Town officials on Tuesday approved New Canaan’s first-ever lease agreement with the longtime host of a local food pantry that increasingly is in demand.
Under the agreement, New Canaan retroactive to Jan. 1 and through Dec. 31 will pay $1,200 per month to St. Mark’s Episcopal Church, then $1,250 per month for the next calendar year.
Members of the Board of Selectmen at their regular meeting noted the many infrastructure improvements that St. Mark’s has made on its own—including grading its driveway around back where the pantry is located and makings its steps ADA-compliant—thanking the church by way of unanimously approving the new lease agreement.
“I would like to thank St. Mark’s for hosting us for so many years at no cost,” Selectman Beth Jones said at the meeting, held in New Canaan Police Department Training Room.
She added: “Everybody is treated as a special client and they can choose what they need and there are fresh vegetables and they really do a tremendous job.”
Lease payments are expected to be covered by a fund that includes donations in support of the food pantry, officials said. (There does not appear to be a line item in the fiscal year 2015 operating budget for the pantry specifically.) New Canaan Health & Human Services Director Carol McDonald said that the pantry is feeding 180—sometimes 200 people—every two weeks.
“It’s much more than anywhere else in surrounding towns because our pantry runs very differently than anyone else’s,” McDonald said. “We are very well-stocked and we just have a tremendous need here.”
Once an emergency stopgap for families in a difficult situation—for example, where income earners have lost jobs—food pantries in lower Fairfield County increasingly have become a more regular source of sustenance on which many families have come to rely.

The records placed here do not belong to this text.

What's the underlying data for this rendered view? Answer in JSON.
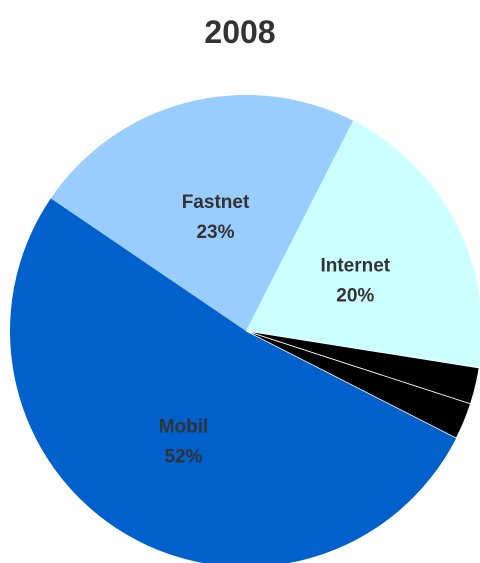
{
  "chart_data": {
    "type": "pie",
    "title": "2008",
    "start_angle_deg": 117,
    "slices": [
      {
        "label": "Mobil",
        "pct_label": "52%",
        "value": 52,
        "color": "#0060CC",
        "show_label": true
      },
      {
        "label": "Fastnet",
        "pct_label": "23%",
        "value": 23,
        "color": "#99CCFF",
        "show_label": true
      },
      {
        "label": "Internet",
        "pct_label": "20%",
        "value": 20,
        "color": "#CCFFFF",
        "show_label": true
      },
      {
        "label": "",
        "pct_label": "",
        "value": 2.5,
        "color": "#000000",
        "show_label": false
      },
      {
        "label": "",
        "pct_label": "",
        "value": 2.5,
        "color": "#000000",
        "show_label": false
      }
    ]
  }
}
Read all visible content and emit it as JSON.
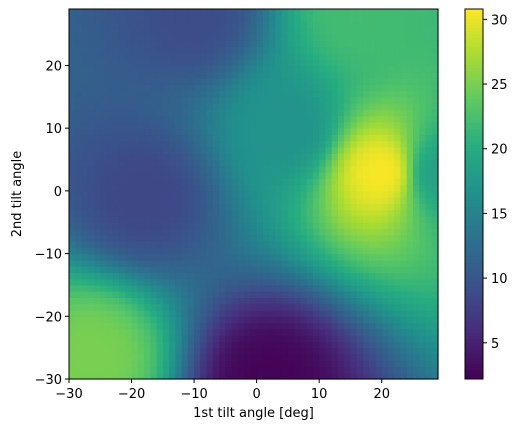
{
  "chart_data": {
    "type": "heatmap",
    "title": "",
    "xlabel": "1st tilt angle [deg]",
    "ylabel": "2nd tilt angle",
    "xlim": [
      -30,
      29
    ],
    "ylim": [
      -30,
      29
    ],
    "grid_step_deg": 1,
    "colormap": "viridis",
    "colorbar": {
      "vmin": 2.2,
      "vmax": 30.8,
      "ticks": [
        5,
        10,
        15,
        20,
        25,
        30
      ],
      "labels": [
        "5",
        "10",
        "15",
        "20",
        "25",
        "30"
      ]
    },
    "x_ticks": [
      -30,
      -20,
      -10,
      0,
      10,
      20
    ],
    "x_tick_labels": [
      "−30",
      "−20",
      "−10",
      "0",
      "10",
      "20"
    ],
    "y_ticks": [
      -30,
      -20,
      -10,
      0,
      10,
      20
    ],
    "y_tick_labels": [
      "−30",
      "−20",
      "−10",
      "0",
      "10",
      "20"
    ],
    "value_landmarks": [
      {
        "x": 20,
        "y": 3,
        "value": 30.5,
        "note": "global maximum"
      },
      {
        "x": 2,
        "y": -30,
        "value": 2.5,
        "note": "global minimum"
      },
      {
        "x": -18,
        "y": -1,
        "value": 8.5,
        "note": "local minimum"
      },
      {
        "x": -26,
        "y": -26,
        "value": 25,
        "note": "local high"
      },
      {
        "x": -10,
        "y": 28,
        "value": 9,
        "note": "low region"
      },
      {
        "x": 16,
        "y": 28,
        "value": 22,
        "note": "ridge"
      },
      {
        "x": 29,
        "y": 3,
        "value": 19,
        "note": "right edge"
      },
      {
        "x": 5,
        "y": 10,
        "value": 17,
        "note": "central plateau"
      }
    ],
    "grid": false,
    "legend": "colorbar-right"
  }
}
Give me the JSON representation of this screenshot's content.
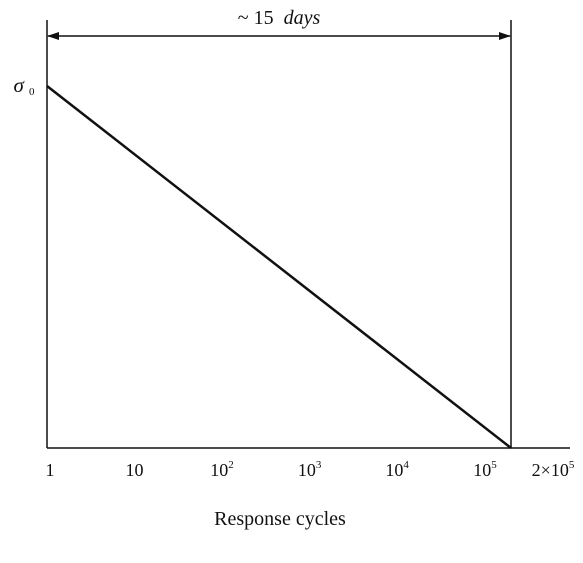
{
  "chart_data": {
    "type": "line",
    "xlabel": "Response cycles",
    "ylabel": "",
    "x_scale": "log",
    "xlim": [
      1,
      200000
    ],
    "ylim": [
      0,
      1
    ],
    "x_ticks": [
      {
        "value": 1,
        "base": "1",
        "exp": ""
      },
      {
        "value": 10,
        "base": "10",
        "exp": ""
      },
      {
        "value": 100,
        "base": "10",
        "exp": "2"
      },
      {
        "value": 1000,
        "base": "10",
        "exp": "3"
      },
      {
        "value": 10000,
        "base": "10",
        "exp": "4"
      },
      {
        "value": 100000,
        "base": "10",
        "exp": "5"
      },
      {
        "value": 200000,
        "base": "2×10",
        "exp": "5"
      }
    ],
    "y_label_top": {
      "symbol": "σ",
      "subscript": "0"
    },
    "series": [
      {
        "x": [
          1,
          200000
        ],
        "y": [
          1,
          0
        ]
      }
    ],
    "annotation": {
      "type": "double-arrow",
      "from_x": 1,
      "to_x": 200000,
      "prefix": "~ 15",
      "italic": "days"
    },
    "grid": false,
    "legend": "none"
  }
}
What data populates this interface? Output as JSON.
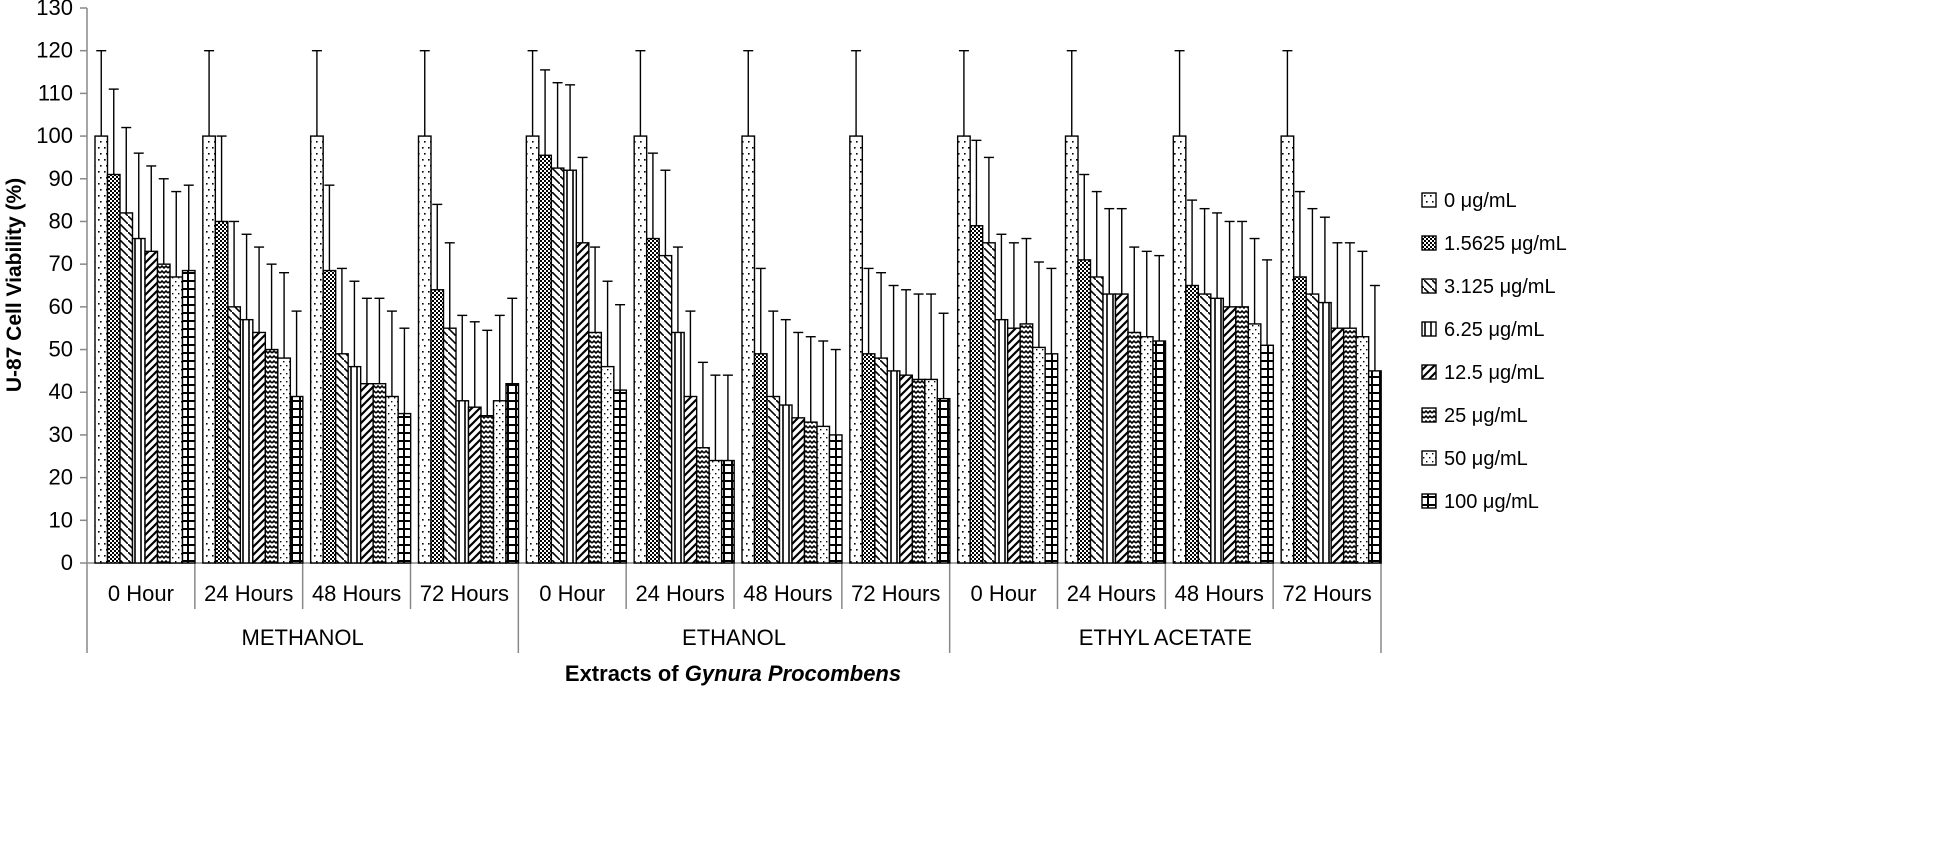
{
  "chart_data": {
    "type": "bar",
    "ylabel": "U-87 Cell Viability (%)",
    "xlabel": "Extracts of",
    "xlabel_italic": "Gynura Procombens",
    "ylim": [
      0,
      130
    ],
    "yticks": [
      0,
      10,
      20,
      30,
      40,
      50,
      60,
      70,
      80,
      90,
      100,
      110,
      120,
      130
    ],
    "grid": false,
    "legend_position": "right",
    "groups": [
      {
        "name": "METHANOL",
        "categories": [
          "0 Hour",
          "24 Hours",
          "48 Hours",
          "72 Hours"
        ]
      },
      {
        "name": "ETHANOL",
        "categories": [
          "0 Hour",
          "24 Hours",
          "48 Hours",
          "72 Hours"
        ]
      },
      {
        "name": "ETHYL ACETATE",
        "categories": [
          "0 Hour",
          "24 Hours",
          "48 Hours",
          "72 Hours"
        ]
      }
    ],
    "series": [
      {
        "name": "0 μg/mL",
        "pattern": "dots-sparse",
        "values": [
          100,
          100,
          100,
          100,
          100,
          100,
          100,
          100,
          100,
          100,
          100,
          100
        ],
        "errors": [
          20,
          20,
          20,
          20,
          20,
          20,
          20,
          20,
          20,
          20,
          20,
          20
        ]
      },
      {
        "name": "1.5625 μg/mL",
        "pattern": "crosshatch",
        "values": [
          91,
          80,
          68.5,
          64,
          95.5,
          76,
          49,
          49,
          79,
          71,
          65,
          67
        ],
        "errors": [
          20,
          20,
          20,
          20,
          20,
          20,
          20,
          20,
          20,
          20,
          20,
          20
        ]
      },
      {
        "name": "3.125 μg/mL",
        "pattern": "diag-dashes",
        "values": [
          82,
          60,
          49,
          55,
          92.5,
          72,
          39,
          48,
          75,
          67,
          63,
          63
        ],
        "errors": [
          20,
          20,
          20,
          20,
          20,
          20,
          20,
          20,
          20,
          20,
          20,
          20
        ]
      },
      {
        "name": "6.25 μg/mL",
        "pattern": "vertical",
        "values": [
          76,
          57,
          46,
          38,
          92,
          54,
          37,
          45,
          57,
          63,
          62,
          61
        ],
        "errors": [
          20,
          20,
          20,
          20,
          20,
          20,
          20,
          20,
          20,
          20,
          20,
          20
        ]
      },
      {
        "name": "12.5 μg/mL",
        "pattern": "diag-thick",
        "values": [
          73,
          54,
          42,
          36.5,
          75,
          39,
          34,
          44,
          55,
          63,
          60,
          55
        ],
        "errors": [
          20,
          20,
          20,
          20,
          20,
          20,
          20,
          20,
          20,
          20,
          20,
          20
        ]
      },
      {
        "name": "25 μg/mL",
        "pattern": "zigzag",
        "values": [
          70,
          50,
          42,
          34.5,
          54,
          27,
          33,
          43,
          56,
          54,
          60,
          55
        ],
        "errors": [
          20,
          20,
          20,
          20,
          20,
          20,
          20,
          20,
          20,
          20,
          20,
          20
        ]
      },
      {
        "name": "50 μg/mL",
        "pattern": "dots-dense",
        "values": [
          67,
          48,
          39,
          38,
          46,
          24,
          32,
          43,
          50.5,
          53,
          56,
          53
        ],
        "errors": [
          20,
          20,
          20,
          20,
          20,
          20,
          20,
          20,
          20,
          20,
          20,
          20
        ]
      },
      {
        "name": "100 μg/mL",
        "pattern": "grid",
        "values": [
          68.5,
          39,
          35,
          42,
          40.5,
          24,
          30,
          38.5,
          49,
          52,
          51,
          45
        ],
        "errors": [
          20,
          20,
          20,
          20,
          20,
          20,
          20,
          20,
          20,
          20,
          20,
          20
        ]
      }
    ]
  }
}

In New Canaan, the entirely volunteer-run food pantry is more than 10 years old and from the very early going has been a joint effort of the town and Oenoke Ridge Road church, said Richard DePatie, parish administrator at St. Mark’s.
During an interview after the selectmen meeting, DePatie said those who operate the pantry include St. Mark’s members and non-members alike, and added that three of its major organizers are Wendy Hilboldt, Maggie Downes-Angus and Carol Harvey.
Asked for his thoughts on news of the approved lease agreement, DePatie said: “We are pleased with the resolution and feel that it’s good for both the town and for St. Mark’s, and we are happy to be the host for this agency.” (The church uses a piece of its land, the “Gospel Garden,” to grow vegetables that are then made available at the pantry, see photo on right.)
McDonald said during the meeting that food pantry operation has become “more formalized.”
“It is now under my department and the Human Services commissioners for oversight, which I think just kind of makes it a little bit stronger and it’s all run by volunteers,” she said. “We have fabulous volunteers that run it and they will continue to run it and are happy to do so. And we will work with them every chance we possibly can.”
Selectmen sought clarification from McDonald on whether Human Services had investigated other possible locations for the pantry (no—see below), whether the fund was healthy enough that the pantry effectively would self-sustain through 2015 (yes) and for clarification on the town’s support for the pantry to date (such as helping to pay for a repainting of the area earlier this year, prior to lease agreement discussions).
Those discussions have included town lawyers and have been going on for months, McDonald said.
The health and human services director said New Canaan’s goal should be to relocate the pantry at some point in a municipal building.
“I think my ultimate goal would be after the renovation of Town Hall, that we try to find a town building where we move the food pantry,” McDonald said.